Under the pressure of strong security, the traditional character verification code into a dead end, a variety of security to improve the deformation and distortion means not only did not save a bit of the situation, but let the user experience reduced to an unbearable situation. Perhaps due to the concept of CAPTCHA verification code characters too deeply rooted in the hearts of the people, may be in the face of strong artificial intelligence design a absolute general verification code is really difficult, face the pain points for many years worldwide is still helpless, until a geek from wuhan, China team creatively put forward a landmark validation of the concept. They saw that under the general trend of the development of artificial intelligence, they must be very creative and really use the biological behavior characteristics of human beings to build a CAPTCHA with artificial intelligence as the core, so as to achieve the security of lasting intelligence. And the CAPTCHA built with this idea is called behavioral verification.

Next, look at the next chapter: “CAPTCHA and AI: The Behavioral Revolution Over the Past Twenty Years”

[1] Fukushima, K. . “Neocognitron: A self-organizing neural network model for a mechanism of pattern recognition unaffected by shift in position.” In Cybernetics 36.4 (1980) : 193-202.

[2] Wikipedia – Convolutional neural network

[3] Szegedy, C. , et al. “Going deeper with convolutions.” 2015 IEEE Conference on Computer Vision and Pattern Recognition (CVPR) IEEE, 2015.

[4] Lecun, Y. , and L. Bottou . “Gradient-based learning applied to document recognition.” Proceedings of the IEEE 86.11 (1998) : 2278-2324.

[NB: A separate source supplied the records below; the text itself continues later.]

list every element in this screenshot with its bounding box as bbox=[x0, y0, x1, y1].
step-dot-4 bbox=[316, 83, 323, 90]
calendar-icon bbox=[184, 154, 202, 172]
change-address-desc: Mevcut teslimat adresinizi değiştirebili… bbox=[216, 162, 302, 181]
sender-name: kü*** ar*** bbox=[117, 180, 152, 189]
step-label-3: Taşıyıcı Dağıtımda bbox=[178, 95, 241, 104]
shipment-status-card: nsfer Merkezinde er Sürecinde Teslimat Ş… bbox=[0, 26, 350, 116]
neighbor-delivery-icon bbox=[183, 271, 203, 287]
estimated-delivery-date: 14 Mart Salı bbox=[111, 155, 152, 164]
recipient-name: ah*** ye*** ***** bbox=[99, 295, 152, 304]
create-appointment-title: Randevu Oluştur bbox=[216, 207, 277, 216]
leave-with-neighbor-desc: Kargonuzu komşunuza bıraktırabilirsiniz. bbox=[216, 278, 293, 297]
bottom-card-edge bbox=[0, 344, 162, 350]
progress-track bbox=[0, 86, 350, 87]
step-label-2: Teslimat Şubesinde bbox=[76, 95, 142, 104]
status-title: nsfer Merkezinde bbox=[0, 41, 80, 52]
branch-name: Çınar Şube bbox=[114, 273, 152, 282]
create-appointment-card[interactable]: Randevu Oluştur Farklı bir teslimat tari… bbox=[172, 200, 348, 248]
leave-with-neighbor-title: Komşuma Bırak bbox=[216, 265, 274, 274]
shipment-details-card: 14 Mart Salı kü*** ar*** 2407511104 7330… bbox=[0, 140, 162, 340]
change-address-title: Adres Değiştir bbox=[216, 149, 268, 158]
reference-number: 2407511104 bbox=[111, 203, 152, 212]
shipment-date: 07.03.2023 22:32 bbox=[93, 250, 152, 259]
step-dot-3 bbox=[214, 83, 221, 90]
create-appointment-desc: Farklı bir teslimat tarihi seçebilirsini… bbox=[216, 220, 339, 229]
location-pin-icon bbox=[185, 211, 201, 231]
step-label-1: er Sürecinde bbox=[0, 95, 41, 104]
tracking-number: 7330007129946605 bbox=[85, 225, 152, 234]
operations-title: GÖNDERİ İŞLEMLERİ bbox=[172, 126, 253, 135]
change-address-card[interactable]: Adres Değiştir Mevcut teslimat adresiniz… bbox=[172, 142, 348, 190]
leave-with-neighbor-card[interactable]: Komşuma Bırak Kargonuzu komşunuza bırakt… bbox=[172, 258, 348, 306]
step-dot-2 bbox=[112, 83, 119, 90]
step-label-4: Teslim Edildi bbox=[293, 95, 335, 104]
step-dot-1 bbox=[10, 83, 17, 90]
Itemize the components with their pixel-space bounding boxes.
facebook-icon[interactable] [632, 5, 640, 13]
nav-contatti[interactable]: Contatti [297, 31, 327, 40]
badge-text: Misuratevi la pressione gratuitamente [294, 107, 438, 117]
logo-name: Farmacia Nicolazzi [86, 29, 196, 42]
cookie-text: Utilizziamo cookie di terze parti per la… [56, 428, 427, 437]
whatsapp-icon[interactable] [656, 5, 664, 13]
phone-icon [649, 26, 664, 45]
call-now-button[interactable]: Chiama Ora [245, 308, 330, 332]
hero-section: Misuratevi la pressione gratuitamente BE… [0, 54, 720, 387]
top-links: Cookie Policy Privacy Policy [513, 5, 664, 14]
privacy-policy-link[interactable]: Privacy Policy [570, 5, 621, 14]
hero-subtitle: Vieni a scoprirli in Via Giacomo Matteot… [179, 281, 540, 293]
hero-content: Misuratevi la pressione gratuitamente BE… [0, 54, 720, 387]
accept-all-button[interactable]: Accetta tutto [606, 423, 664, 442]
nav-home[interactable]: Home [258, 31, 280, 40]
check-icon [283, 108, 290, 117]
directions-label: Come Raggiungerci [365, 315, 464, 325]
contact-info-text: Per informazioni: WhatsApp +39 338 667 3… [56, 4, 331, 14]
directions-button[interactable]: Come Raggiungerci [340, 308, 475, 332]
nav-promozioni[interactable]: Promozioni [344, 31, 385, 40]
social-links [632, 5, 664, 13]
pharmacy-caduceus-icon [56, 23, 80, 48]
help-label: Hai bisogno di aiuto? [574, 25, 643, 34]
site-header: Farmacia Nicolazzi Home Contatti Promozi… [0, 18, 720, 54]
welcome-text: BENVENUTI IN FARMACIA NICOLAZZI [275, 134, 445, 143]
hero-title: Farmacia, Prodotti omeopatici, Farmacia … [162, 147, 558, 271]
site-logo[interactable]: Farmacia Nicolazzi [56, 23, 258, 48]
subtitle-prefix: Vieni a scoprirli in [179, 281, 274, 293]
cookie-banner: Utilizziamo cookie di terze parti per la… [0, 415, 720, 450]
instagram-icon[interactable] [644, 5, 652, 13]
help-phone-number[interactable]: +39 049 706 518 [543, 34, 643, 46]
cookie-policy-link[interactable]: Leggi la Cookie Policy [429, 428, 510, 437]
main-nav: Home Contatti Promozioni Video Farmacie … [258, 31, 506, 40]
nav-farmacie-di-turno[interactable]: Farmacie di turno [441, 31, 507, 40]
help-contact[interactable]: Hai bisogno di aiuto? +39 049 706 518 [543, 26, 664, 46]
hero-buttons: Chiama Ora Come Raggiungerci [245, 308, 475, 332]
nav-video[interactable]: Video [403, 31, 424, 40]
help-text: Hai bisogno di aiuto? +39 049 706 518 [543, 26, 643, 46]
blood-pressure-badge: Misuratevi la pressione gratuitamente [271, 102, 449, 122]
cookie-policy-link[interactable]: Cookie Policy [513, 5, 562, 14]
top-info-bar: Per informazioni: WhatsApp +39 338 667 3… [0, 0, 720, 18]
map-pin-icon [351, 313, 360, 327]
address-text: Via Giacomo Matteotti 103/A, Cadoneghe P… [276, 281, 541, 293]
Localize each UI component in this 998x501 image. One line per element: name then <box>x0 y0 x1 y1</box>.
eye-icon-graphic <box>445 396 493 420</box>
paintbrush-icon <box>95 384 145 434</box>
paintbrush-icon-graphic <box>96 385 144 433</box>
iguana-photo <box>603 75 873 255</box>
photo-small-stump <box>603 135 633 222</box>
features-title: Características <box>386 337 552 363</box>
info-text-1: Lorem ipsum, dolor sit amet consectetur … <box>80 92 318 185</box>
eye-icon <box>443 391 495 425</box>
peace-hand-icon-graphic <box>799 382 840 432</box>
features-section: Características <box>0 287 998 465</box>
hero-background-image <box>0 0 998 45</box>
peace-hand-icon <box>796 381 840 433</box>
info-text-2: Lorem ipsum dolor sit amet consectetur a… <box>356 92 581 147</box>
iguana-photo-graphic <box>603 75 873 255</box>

[5] Simard, Patrice Yvon , D. Steinkraus , and J. C. Platt . “Best Practices for Convolutional Neural Networks Applied to Visual Document Analysis.” 7th International Conference on Document Analysis and Recognition (ICDAR 2003), 2-Volume Set, 3-6 August 2003, Edinburgh, Scotland, UK IEEE Computer Society, 2003.

[6] Chellapilla, K. , and P. Y. Simard . “Using Machine Learning to Break Visual Human Interaction Proofs (HIPs).” DBLP DBLP, 2004:265–272.

[7] Larson, K. , et al. “Computers beat Humans at Single Character Recognition in Reading based Human Interaction Proofs (HIPs). ” (2005).

ReCAPTCHA Just Got Easier (But Only If You’re Human) by Vinay Shet, Product Manager, ReCAPTCHA

[9] Google Security Blog, Street View and reCAPTCHA technology just got smarter by Vinay Shet, Product Manager, reCAPTCHA

[10] Goodfellow, I. J. , et al. “Multi-digit Number Recognition from Street View Imagery using Deep Convolutional Neural Networks.” Computer Science (2013).

[11] GitHub – JackonYang/captcha-tensorflow

[12] GitHub – lepture/captcha

[13] pypi – captcha

[14] J. Yan and A. S. E. Ahmad, “A low-cost attack on A Microsoft CAPTCHA,” in Proceedings of the 15th ACM Conference on Computer and Communications Security, CCS ’08, pp. 543 — 554, USA, October 2008

[15] A. S. El Ahmad, J. Yan, and L. Marshall, “The robustness of a new CAPTCHA,” in Proceedings of The 3rd European Workshop on System Security, Eurosec ’10, Pp. 36-41, April 2010.

[16] A. S. E. Ahmad, J. Yan, and M. Tayara, “The Robustness of Google Captchas,” Computing Science Technical Report CS-TR-1278, Newcastle University, 2011.

[17] H. Gao, W. Wang, J. Qi, X. Wang, X. Liu, and J. Yan, “The robustness of hollow CAPTCHAs,” in Proceedings of the ACM SIGSAC Conference on Computer and Communications Security, CCS 2013, pp. 1075–1085, November 2013.